Dated and located, the story to a few characters told by Scandar Copti thus contributes to countering interested myopies, subjectively inscribing the tragedy in progress in the context of a long history of oppression and injustice.
“The Gospel of the Revolution”, by François-Xavier Drouet
It was an epic of bravery and terror, on the scale of a continent, which we have all the more lost the memory that it was very little told. Neither ignored nor forgotten, the immense history deployed under the general name of theology of the liberation is far from occupying in the collective imaginations the place which should return to it.
Inscribed in particular contexts, beyond what the mobilizations of Christians had in common, in the name of their faith, against extreme injustice imposed on hundreds of millions of humans by American omnipotence and dictatorships, in the service of large local fortunes, this political and human adventure still remains to be told.

And this is what the film of François-Xavier Drouet, who finds the energy of an inspired narration, contributes to the film-Photos, filmed archives, posters, newspapers-and testimonies, accompanied by the director in the first person’s journey in the footsteps of these events and the destiny of those who participated in it,
Organized in four parts, each dedicated to one of the countries which was significantly linked to the implementation of the theology of liberation and, always, the theater of a bloody repression of the religious and religious and lay people engaged in their way of implementing the message of Jesus, this aptly named Gospel of the Revolution Curve the main stages that this movement experienced in Brazil, Mexico, Salvador and Nicaragua.

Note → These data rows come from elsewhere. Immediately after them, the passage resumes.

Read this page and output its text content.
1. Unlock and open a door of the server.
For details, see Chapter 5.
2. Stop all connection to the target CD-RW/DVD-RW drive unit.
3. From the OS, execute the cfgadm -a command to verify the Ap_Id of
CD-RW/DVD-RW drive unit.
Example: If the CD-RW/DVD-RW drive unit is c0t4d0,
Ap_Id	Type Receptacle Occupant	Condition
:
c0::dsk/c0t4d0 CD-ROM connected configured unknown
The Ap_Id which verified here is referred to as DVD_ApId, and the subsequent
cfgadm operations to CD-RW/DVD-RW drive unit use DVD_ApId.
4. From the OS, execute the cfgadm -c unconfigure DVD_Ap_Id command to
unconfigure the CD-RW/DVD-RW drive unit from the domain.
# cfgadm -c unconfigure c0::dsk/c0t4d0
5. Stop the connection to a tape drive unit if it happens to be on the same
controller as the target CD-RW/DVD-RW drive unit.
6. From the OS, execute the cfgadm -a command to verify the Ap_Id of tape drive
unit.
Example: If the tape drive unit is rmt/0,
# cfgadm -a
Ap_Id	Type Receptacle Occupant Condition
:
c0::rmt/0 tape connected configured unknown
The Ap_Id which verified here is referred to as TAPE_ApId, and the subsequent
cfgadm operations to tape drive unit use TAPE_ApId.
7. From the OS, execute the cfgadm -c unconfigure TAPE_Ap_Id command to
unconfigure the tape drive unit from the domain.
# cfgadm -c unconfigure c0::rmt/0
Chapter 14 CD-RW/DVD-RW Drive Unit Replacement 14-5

Devaluated and marginalized, the concrete implementation of the commitment of Catholics-as much as such-in Latin American social struggles, until the use of armed struggle and, in Nicaragua, to the capture of power in 1979, was largely documented by the media in their time, especially after the putsch in Chile in 1973.
But these traces have long lost their visibility in the common perception of what was played then. The brutal restoration of the power of the church in the service of the order-and those who make him reign for their profit-by John Paul II, then Benoît XVI, is for many. Who remembers Karol Wojtyła consumed by the crowd to Managua after having reprimanded Ernesto Cardenal, priest, poet and resistant (and who will later become an opponent of Daniel Ortega, the head of the Sandinian Nicaraguan Revolution, when he will turn into a dictator)?
Vintage recordings, in the countryside, the jungles, the village churches, the factories as in the cathedral where the Archbishop Hélder cated to Recife (until it is expelled by the Brazilian dictatorship), like the one where the Archbishop óscar Romero in the Salvadorian capital was. whose causes have not disappeared. They make sensitive vibrations, emotions, the inflection of voices, the fire of looks, the elegance of individual and collective gestures.

This sensitive dimension is relayed and amplified by the generous use of two major vectors of popular forms of resistance, especially in Latin America, songs and murals. These forms of expression offer the film an emotional dynamic which participates in its inscription inseparably in time of the events mentioned and in ours.
Made during the lifetime of Pope Francis, who was in some respects representative and heir to the theology of the Liberation, and who will have worked to reduce some of the injustices that the Vatican had inflicted on his representatives, the film is released after the death of the Argentinian Pope and while a part of what he tried to implement is called into question. A circumstance which underlines only the better how much everything that has been played out of fruitful and memorable since the end of the era of Latin American dictatorships is fragile and intensifies the necessary character of the proposal of François-Xavier Drouet.